Anna rolled her head towards Jim. "I don't wanna fight."

Jim sat up. "We're talking, not fighting."

"Your tone is a fight."

"Fine." Jim threw back and left the room.

Lucy brought two paper cups of hot coffee to the table. She sat one down in front of Poppy and took a sip from the other. Poppy was a new acquisition. She was wild and fun. Pink hair, leather pants, and red cowboy boots. They met in English Lit at the local community college. Lucy was trying to figure out why she still felt lost at 29 and Poppy was fulfilling an English credit.

"So, the big question." Poppy started in that mischievous way of hers. "How many guy's you been with?"

"Too many to count." Lucy threw back casually.

"And girls?" Poppy asked, pushing further.

Lucy chucked. "Not enough -"

"-to count." They finished together with a laugh.

"Still good to know you're experimental. I hate that part of meeting someone where you think their great, and all, until you find out their not adventurous at all. Square, and all."

"Square?"

"Retro's in." Poppy returned, matter-of-fact.

"Well, I hope not to be square, then."

Poppy laughed at her. They feel into a hole, without anything to say. Lucy stared at the customers milling about. Poppy sipped her coffee comfortably.
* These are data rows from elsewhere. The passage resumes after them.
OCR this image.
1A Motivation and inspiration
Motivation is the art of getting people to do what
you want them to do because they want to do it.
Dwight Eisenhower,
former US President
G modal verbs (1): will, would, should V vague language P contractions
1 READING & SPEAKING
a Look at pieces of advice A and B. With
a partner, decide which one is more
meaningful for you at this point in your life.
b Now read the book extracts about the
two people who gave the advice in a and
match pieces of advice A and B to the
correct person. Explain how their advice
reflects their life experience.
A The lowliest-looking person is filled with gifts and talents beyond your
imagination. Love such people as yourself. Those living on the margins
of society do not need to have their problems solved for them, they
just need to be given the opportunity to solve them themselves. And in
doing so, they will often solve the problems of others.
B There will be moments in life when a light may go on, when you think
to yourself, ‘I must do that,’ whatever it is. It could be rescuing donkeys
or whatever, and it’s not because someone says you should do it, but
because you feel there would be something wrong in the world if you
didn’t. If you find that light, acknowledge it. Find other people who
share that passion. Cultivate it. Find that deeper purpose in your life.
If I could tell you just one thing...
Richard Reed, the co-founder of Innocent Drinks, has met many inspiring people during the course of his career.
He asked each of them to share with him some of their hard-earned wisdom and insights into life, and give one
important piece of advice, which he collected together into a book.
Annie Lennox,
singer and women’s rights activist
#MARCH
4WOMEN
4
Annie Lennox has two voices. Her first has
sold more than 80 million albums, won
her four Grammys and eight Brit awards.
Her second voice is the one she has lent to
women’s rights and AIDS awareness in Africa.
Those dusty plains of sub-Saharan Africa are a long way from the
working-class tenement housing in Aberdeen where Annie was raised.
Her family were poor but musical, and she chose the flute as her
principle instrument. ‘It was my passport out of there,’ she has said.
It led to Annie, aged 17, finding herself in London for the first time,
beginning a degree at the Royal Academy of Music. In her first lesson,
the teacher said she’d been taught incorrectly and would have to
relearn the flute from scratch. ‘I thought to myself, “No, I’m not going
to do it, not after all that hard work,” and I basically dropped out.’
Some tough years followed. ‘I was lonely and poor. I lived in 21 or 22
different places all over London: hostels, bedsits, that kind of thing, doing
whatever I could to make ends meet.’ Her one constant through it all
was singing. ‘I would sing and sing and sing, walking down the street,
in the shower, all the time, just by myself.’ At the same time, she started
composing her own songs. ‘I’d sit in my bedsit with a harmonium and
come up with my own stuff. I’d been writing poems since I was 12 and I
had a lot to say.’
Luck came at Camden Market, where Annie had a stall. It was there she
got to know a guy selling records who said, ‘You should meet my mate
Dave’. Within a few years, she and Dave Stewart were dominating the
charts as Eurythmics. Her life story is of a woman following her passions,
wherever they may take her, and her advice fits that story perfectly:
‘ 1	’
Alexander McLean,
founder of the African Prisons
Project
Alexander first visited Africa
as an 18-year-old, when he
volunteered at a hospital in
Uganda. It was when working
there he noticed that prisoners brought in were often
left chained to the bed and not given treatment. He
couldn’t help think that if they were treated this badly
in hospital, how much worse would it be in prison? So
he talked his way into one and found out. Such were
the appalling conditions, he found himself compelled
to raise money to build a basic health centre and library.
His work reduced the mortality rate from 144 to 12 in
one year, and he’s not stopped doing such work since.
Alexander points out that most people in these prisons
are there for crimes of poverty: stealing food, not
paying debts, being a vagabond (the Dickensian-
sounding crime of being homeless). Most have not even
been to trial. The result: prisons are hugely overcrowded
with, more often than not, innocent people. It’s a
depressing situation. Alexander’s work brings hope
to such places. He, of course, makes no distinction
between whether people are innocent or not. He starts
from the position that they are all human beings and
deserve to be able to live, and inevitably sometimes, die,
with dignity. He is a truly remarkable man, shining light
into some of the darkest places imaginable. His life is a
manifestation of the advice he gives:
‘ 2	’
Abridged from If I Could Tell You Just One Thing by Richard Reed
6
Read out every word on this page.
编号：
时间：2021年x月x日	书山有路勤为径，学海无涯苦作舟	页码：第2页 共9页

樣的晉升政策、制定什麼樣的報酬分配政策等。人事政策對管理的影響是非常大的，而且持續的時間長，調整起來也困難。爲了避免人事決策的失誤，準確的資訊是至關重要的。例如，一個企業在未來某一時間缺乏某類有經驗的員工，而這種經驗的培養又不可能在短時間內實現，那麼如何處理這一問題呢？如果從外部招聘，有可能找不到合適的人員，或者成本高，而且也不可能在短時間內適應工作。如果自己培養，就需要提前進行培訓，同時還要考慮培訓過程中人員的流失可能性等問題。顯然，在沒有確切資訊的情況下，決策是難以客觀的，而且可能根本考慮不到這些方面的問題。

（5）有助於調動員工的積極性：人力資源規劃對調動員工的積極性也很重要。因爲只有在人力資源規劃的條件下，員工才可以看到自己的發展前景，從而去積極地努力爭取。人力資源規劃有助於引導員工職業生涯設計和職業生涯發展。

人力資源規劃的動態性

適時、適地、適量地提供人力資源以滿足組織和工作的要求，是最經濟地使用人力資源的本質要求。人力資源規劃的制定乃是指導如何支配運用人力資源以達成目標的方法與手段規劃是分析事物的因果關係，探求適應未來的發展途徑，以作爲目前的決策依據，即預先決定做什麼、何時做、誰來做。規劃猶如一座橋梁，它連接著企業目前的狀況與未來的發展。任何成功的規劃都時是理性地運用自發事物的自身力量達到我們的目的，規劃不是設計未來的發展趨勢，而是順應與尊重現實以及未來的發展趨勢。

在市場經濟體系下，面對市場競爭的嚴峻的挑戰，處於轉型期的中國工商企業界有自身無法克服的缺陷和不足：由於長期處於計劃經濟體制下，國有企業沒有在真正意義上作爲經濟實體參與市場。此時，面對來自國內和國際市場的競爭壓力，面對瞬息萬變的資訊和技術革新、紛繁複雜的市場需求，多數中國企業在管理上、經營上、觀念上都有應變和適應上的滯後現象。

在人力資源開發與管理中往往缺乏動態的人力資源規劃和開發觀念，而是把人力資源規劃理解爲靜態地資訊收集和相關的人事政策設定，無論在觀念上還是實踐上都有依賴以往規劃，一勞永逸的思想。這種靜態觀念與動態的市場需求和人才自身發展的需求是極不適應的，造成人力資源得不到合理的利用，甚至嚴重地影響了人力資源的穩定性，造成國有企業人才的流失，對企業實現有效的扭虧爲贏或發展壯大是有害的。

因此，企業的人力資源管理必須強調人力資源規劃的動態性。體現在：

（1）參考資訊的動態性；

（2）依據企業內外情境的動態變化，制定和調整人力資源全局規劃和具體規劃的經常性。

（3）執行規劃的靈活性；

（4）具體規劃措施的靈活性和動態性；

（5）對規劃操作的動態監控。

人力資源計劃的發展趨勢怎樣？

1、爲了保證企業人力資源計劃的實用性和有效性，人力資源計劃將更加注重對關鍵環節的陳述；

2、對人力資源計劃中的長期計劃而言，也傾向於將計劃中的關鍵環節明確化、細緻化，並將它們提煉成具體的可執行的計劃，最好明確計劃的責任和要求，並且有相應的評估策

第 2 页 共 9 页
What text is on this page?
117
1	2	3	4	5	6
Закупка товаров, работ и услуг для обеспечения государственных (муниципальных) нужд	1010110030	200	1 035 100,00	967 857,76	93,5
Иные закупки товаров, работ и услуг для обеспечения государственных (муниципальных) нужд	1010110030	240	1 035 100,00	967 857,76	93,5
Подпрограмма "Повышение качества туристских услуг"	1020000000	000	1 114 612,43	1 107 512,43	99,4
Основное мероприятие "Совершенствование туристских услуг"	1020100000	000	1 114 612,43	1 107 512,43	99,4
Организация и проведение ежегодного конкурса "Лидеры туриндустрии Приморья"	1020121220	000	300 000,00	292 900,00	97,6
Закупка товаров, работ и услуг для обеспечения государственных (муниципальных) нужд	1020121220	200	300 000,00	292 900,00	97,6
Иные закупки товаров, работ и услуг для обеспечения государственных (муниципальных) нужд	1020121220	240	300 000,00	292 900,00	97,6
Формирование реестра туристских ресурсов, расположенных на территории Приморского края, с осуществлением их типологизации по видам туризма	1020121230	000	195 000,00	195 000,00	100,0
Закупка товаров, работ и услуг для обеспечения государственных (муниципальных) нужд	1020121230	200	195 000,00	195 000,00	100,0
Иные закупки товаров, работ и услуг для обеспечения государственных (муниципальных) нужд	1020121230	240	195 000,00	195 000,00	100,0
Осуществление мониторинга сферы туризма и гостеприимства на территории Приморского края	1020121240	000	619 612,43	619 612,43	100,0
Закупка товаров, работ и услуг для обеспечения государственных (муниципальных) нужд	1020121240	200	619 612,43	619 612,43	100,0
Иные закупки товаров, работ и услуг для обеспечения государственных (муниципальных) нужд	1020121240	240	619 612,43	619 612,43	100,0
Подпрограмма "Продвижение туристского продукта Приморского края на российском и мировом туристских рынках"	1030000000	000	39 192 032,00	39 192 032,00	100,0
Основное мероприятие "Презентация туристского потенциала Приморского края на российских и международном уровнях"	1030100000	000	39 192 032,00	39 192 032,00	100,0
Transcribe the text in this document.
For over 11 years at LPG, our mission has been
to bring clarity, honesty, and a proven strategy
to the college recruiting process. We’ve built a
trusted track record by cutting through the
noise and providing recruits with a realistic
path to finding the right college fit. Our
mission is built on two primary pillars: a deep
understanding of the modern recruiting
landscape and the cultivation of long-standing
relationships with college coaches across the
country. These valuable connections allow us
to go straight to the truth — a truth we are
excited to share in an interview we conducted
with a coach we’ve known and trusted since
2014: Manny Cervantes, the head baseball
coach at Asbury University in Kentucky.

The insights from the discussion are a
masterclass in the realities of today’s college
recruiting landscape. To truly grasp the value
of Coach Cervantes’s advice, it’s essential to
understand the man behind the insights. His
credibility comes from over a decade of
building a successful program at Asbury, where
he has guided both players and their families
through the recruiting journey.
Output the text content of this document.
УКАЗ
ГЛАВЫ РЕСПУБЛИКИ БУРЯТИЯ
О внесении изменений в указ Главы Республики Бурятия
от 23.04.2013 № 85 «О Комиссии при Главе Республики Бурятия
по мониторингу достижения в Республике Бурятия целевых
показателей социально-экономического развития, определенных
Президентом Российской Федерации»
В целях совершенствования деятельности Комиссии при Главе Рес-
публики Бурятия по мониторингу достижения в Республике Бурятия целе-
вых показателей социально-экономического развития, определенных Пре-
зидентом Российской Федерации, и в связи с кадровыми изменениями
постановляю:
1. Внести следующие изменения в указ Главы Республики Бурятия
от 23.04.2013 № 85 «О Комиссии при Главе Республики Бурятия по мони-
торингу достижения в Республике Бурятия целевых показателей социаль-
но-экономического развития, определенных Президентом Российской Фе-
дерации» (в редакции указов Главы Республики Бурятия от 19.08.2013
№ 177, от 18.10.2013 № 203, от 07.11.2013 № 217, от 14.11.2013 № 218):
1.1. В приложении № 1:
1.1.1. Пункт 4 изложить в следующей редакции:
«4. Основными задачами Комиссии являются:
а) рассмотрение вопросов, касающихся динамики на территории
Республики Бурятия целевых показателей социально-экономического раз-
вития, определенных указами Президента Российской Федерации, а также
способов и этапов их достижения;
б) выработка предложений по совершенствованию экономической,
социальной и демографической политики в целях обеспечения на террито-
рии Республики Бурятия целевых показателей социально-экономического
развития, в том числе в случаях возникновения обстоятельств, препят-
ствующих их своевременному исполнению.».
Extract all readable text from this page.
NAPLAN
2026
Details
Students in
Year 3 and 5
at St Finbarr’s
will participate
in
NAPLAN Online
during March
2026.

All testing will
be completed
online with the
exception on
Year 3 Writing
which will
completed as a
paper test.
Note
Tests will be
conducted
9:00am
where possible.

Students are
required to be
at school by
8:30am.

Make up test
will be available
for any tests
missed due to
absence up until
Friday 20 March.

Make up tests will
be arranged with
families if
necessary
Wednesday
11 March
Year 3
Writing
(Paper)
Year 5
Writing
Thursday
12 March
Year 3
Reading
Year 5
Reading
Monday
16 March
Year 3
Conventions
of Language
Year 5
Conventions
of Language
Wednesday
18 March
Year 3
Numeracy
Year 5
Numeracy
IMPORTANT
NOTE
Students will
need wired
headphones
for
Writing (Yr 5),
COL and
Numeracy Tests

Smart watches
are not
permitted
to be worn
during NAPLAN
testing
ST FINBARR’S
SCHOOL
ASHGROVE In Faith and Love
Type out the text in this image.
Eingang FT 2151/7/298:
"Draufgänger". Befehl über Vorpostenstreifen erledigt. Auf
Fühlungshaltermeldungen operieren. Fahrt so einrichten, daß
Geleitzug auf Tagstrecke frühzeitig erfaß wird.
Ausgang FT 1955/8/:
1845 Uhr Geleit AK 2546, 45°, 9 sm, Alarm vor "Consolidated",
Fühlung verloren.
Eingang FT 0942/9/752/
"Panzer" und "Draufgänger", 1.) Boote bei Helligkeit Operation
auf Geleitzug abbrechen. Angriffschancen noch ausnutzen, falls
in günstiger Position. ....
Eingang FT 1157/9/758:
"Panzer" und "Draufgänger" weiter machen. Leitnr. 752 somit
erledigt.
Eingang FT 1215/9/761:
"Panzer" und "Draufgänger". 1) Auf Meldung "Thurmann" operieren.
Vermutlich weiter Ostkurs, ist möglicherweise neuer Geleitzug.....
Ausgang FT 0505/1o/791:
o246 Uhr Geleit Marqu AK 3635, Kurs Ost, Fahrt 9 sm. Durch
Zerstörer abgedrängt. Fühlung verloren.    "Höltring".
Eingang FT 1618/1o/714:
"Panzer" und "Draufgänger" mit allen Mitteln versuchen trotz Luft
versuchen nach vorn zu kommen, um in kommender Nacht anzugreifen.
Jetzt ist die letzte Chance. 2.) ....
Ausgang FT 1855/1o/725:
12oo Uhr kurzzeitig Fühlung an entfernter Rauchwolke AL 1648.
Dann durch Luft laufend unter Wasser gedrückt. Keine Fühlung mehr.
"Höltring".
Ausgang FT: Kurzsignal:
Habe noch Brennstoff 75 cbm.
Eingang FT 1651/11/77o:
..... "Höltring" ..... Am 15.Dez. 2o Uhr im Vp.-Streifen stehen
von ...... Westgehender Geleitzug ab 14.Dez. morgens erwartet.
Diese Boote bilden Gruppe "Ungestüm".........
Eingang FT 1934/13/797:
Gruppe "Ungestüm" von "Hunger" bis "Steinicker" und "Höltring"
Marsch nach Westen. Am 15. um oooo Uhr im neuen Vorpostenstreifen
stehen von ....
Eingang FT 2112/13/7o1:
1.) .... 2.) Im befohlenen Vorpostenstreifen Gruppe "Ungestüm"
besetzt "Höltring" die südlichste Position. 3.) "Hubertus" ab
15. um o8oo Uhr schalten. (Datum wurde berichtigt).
"So that friend you were talking about..."

"My best friend? Anna?"

"Yeah. Where's she today?"

"Who knows." Lucy replied, derisively.

"Wow." Poppy chuckled." So much said in so few words."

Lucy mumbled, "I don't know."

"You know what I think?"

"Sure, I'm open."

"Know a person too long; it's that much easier to hate them."

"That's...a thought."

She made a sound. "More than a thought, it's a lifestyle."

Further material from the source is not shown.